Discurso del Rector José Antonio Guzmán en la Inauguración del Año Académico 2024

11 de abril de 2024

Rector José Antonio Guzmán C.

La vida académica siempre se ha caracterizado por su alegría. Sin embargo, para nosotros, éste es un momento de pena. Por este motivo, hemos querido, a través de ciertas manifestaciones externas, mostrar nuestro dolor, que se une al pesar de la familia de Catalina, de sus amistades y de toda la comunidad universitaria. Por eso, no leeremos hoy la Memoria de las actividades universitarias del año pasado, ni se pronunciará la lección magistral.

El comienzo de un año académico se asocia normalmente a la esperanza por el futuro. Sin embargo, hoy podríamos preguntarnos: ¿esperanza de qué? ¿Hay razones para tenerla cuando la tristeza nos embarga?

La respuesta es que sí, por varios motivos, comenzando por la convicción que tenemos los creyentes de que la vida, nuestra vida, no termina con la muerte, sino que estamos llamados a trascenderla. Y precisamente en momentos como este es cuando vemos el valor de la virtud de la esperanza. La esperanza se funda también en nuestro caso en el trabajo universitario que se ha llevado a cabo en estos 34 años, y que ha dado abundantes frutos de servicio a la sociedad en docencia, en investigación y en vinculación con el medio. Ciertamente, a lo largo de este tiempo ha habido errores y aciertos. Pero muchas veces hemos sido capaces de aprender de los errores y hemos salido fortalecidos.

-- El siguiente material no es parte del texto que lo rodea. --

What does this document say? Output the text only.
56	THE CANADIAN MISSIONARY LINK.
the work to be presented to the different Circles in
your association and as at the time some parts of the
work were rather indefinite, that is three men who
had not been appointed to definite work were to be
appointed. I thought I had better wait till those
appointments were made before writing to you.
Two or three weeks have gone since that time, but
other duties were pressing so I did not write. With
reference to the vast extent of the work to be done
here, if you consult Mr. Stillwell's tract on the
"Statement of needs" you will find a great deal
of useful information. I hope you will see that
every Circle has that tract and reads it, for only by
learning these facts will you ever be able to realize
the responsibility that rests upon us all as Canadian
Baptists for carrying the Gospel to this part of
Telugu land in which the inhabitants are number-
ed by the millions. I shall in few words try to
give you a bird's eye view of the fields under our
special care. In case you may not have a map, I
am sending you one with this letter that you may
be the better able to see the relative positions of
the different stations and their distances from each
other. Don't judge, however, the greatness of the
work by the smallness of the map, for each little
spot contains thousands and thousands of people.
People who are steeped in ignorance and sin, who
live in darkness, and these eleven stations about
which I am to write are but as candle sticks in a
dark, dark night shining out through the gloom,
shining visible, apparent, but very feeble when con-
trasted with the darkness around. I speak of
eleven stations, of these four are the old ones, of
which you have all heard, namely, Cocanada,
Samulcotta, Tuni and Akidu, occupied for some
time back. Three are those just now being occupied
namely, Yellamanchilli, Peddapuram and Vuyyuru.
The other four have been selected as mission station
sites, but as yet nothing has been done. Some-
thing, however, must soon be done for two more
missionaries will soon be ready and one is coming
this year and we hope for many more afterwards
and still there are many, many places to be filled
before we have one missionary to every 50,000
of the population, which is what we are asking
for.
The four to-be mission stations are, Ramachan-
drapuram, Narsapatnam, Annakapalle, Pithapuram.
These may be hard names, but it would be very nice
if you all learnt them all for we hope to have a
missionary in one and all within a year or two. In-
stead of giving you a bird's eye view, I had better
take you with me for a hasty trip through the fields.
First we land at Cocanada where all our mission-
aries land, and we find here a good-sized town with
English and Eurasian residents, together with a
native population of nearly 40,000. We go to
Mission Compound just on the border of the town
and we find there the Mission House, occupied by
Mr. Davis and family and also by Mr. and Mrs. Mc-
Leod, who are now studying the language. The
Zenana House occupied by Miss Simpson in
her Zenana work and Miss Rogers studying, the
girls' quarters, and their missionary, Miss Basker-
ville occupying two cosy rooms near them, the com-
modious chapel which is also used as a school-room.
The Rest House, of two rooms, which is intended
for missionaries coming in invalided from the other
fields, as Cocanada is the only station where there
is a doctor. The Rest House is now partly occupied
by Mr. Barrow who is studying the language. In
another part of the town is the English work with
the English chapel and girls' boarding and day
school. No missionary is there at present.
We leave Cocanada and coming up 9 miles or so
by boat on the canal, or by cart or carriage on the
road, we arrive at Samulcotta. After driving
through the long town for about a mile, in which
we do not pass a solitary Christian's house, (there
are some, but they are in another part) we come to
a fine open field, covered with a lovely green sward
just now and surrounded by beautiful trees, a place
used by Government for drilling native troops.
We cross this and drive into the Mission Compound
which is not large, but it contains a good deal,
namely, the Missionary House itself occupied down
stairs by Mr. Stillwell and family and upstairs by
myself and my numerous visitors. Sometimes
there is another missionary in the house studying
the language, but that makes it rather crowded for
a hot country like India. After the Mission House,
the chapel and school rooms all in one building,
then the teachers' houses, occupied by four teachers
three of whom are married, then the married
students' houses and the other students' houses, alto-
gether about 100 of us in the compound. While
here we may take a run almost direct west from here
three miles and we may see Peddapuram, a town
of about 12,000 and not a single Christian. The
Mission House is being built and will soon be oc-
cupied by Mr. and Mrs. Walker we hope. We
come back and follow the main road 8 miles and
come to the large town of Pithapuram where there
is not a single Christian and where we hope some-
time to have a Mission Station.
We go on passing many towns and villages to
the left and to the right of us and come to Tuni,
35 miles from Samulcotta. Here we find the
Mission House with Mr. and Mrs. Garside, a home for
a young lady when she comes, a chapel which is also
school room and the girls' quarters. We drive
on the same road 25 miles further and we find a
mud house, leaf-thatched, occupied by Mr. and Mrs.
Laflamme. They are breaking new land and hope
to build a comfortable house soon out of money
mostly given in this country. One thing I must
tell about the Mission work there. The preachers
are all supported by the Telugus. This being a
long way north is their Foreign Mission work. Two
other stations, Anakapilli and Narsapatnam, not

La esperanza nos lleva a sacar, de los males, bienes. Este es un tiempo de examen para nuestra Universidad de los Andes. En primerísimo lugar, estamos investigando lo ocurrido para determinar qué errores se puedan haber cometido y poner los medios para que no se vuelvan a repetir. Ya presentamos una primera respuesta a la solicitud de información que nos hizo la Superintendencia de Educación Superior, que agradecemos, porque en este clima es difícil ser escuchados. Sin embargo, no queremos tan solo resolver esta situación, como quien simplemente remueve un obstáculo en su camino. Queremos ver de nuevo y a fondo qué más podemos hacer para conseguir que la cultura del respeto por la dignidad personal, que buscamos que sea un sello que caracteriza la vida en la universidad, impregne todo nuestro quehacer, incluidas las instancias en que los estudiantes desarrollan sus actividades fuera del campus.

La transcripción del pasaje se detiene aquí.